Hiring the right lawyer takes time. Most people never think about hiring a lawyer until they need one urgently, and the result can be disastrous (losing custody, the family home, alimony) or expensive (hiring a second lawyer to undo the mess made by the first), as with any decision made precipitously, without research, in times of trouble. People ask a friend or, if they don’t have a friend who knows a lawyer, they look in the Yellow Pages or take a telephone number off a bus advertisement, e.g., 1-700-DIVORCES. They then call up, make an appointment, and sign on the dotted line, right there. They never think of interviewing the lawyer to see if she’s the right one; and they never think of interviewing more than one.

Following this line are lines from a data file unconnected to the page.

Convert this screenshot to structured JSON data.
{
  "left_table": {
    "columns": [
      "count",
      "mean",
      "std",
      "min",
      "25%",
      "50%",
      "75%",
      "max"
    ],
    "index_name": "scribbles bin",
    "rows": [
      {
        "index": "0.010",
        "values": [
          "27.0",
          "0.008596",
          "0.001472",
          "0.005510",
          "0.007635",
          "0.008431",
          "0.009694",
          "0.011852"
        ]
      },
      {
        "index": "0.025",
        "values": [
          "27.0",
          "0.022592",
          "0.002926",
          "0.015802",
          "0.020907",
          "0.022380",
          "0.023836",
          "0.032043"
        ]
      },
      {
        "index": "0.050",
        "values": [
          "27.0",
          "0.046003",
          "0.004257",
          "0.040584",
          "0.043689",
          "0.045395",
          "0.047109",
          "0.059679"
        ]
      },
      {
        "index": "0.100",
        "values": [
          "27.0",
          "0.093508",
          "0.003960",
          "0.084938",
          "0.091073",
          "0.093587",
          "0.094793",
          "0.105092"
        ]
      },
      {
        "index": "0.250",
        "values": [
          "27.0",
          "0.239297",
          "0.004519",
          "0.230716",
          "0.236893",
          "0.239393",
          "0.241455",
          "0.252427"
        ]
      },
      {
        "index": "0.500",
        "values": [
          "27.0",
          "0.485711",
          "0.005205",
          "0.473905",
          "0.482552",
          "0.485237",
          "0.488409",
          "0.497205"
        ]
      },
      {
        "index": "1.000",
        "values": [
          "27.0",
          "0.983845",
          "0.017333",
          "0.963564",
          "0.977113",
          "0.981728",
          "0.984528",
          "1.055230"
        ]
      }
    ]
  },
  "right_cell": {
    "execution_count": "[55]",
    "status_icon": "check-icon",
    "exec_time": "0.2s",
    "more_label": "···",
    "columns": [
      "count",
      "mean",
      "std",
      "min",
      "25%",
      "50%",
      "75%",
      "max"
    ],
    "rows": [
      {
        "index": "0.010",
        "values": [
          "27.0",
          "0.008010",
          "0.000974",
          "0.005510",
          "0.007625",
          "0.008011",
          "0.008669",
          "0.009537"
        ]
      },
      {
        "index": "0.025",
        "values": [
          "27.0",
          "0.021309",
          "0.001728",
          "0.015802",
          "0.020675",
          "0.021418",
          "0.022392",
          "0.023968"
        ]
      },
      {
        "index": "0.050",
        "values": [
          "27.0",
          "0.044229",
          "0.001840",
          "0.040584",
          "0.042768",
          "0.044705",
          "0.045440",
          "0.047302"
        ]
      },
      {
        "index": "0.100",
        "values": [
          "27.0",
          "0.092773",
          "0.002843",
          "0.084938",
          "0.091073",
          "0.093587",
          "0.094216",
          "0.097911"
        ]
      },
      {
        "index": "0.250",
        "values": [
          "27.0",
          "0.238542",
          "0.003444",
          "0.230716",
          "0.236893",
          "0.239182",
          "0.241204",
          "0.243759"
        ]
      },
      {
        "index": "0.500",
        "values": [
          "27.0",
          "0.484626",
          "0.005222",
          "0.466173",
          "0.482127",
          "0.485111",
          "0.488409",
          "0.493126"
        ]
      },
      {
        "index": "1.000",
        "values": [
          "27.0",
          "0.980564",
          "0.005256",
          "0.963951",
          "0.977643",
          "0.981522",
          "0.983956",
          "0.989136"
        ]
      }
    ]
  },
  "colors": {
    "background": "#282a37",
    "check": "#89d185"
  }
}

The truth is, they don’t really want a divorce lawyer, not at that moment; they want a fairy godmother, someone to rescue them. Even professionals can become helpless and feckless in the face of divorce.
Asking friends, acquaintances, and colleagues for a recommendation is a good place to start, but don’t ask just anyone. Pick your sources carefully: a friend who has survived a divorce with his d
ignity intact or a colleague whose judgment is sound.****
You’ll want a consultation before you hire anyone. Prepare a brief summary of your situation in advance; time is money to a lawyer, and you don’t want to waste her time or your money. After you’ve laid out the matter, ask the lawyer how she will proceed, how long she expects the divorce to take, and how much she thinks it will cost. Most divorces are based on separation agreements, but approximately 10% end up in the courts. If the case goes to court, the cost will mount dramatically. Do not sign right there. Thank the lawyer and say you’ll be in touch. You’ll want to talk to the other lawyers on your list and then review the consultations in order to figure out which one is likely to give you the best representation.
I don’t know that other lawyers would agree with me, but I think it’s important to like and respect your lawyer. You don’t have to want to have dinner with her, but you should feel comfortable in her company and trust her judgment. In my experience in civil litigation generally and in divorce especially, people who hire a lawyer they don’t particularly like but think they need (a shark, a pit bull, a well-connected politico) are making a mistake. There’s a quid pro quo to the lawyer-client relationship, as there is in most relationships. If a client doesn’t like his lawyer, chances are the lawyer doesn’t like the client. Divorce is difficult enough without having your advocate despise you too. This being said, a client should never hire a friend as his divorce lawyer. (It goes without saying, of course, that a person should never hire a lawyer who’s a friend of both him and his wife, and no lawyer should take on that case. It’s instant death to the friendship and often to the lawyer’s reputation, especially in a small city.) People do and say terrible things in front of their lawyers during a divorce; after it’s all over, most people don’t want to have anything more to do with their lawyer. They don’t want a reminder of that time in their life—or of their own awful behavior during it.